После полудня им удалось вырваться из дому, и они направились в Блумсбери.
— Регине надо было стать актрисой, — заметила Корделия.
— Мне повезло, мама всегда любила, когда ей читают вслух. Она обожала это задолго до того, как потеряла разум, поэтому готова слушать что угодно! Регина говорит, что научилась читать у бродячих певцов баллад. Я думаю, что она и сама сочиняла эти баллады в прежние времена.
— Неужели?
— Она говорит, что работала на них и что «поэтам» все еще платят по шиллингу за песню. Она относится к ним очень ревниво.
— Ты веришь в это?
— Не знаю. Но ведь каким-то образом она зарабатывает деньги! И держит их под матрацем!
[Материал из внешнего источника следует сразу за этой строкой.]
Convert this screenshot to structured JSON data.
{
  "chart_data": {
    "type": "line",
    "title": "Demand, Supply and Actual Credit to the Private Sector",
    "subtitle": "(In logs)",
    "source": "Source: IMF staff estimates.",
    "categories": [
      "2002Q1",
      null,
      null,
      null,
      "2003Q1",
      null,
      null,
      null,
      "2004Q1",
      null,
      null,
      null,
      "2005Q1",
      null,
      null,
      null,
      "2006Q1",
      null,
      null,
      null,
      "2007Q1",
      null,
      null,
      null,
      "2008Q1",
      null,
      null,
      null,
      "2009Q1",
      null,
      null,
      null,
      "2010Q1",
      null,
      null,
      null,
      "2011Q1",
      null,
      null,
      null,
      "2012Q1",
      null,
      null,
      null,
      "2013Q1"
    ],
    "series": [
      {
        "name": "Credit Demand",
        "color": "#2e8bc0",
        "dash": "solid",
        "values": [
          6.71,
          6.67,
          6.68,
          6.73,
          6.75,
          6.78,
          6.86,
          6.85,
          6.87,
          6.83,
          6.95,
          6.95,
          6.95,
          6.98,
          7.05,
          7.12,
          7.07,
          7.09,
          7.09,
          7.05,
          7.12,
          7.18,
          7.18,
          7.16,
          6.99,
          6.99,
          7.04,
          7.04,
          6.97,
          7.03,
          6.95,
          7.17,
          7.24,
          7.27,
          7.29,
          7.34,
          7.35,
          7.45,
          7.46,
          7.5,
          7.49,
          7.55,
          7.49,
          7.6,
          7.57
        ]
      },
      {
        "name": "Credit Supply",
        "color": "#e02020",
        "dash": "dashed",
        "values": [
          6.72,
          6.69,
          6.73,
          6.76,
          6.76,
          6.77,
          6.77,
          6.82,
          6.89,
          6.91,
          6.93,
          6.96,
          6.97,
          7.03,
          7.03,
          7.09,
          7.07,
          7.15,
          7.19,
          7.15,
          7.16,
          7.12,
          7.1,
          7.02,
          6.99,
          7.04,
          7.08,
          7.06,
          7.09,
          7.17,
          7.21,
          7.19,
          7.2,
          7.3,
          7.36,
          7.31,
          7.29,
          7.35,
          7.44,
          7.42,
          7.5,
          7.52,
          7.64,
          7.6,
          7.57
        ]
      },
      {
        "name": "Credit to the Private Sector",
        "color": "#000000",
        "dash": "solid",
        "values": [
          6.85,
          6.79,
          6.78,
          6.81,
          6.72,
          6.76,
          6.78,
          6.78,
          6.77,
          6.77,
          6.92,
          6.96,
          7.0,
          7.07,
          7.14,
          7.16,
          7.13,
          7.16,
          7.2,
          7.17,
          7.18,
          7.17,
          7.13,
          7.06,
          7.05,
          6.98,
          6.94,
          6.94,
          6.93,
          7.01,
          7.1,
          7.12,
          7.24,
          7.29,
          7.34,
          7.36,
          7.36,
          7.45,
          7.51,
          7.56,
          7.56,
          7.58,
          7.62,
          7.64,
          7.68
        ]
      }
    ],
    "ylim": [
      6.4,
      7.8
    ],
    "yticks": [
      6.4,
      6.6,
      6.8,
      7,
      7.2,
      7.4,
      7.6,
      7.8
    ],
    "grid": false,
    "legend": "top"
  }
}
Подруги рассмеялись. Они шли по улице, болтая и сплетничая. Остановив уличного торговца, она посчитали свои сбережения и купили «Утреннюю хронику» («Может, здесь будет что-нибудь о гипнозе», — с загадочным видом произнесла Корделия), а еще свежего хлеба и молока, чаю по восемь пенсов и немного сосисок, которые, как твердо заявила Корделия, они съедят, после того как все закончится.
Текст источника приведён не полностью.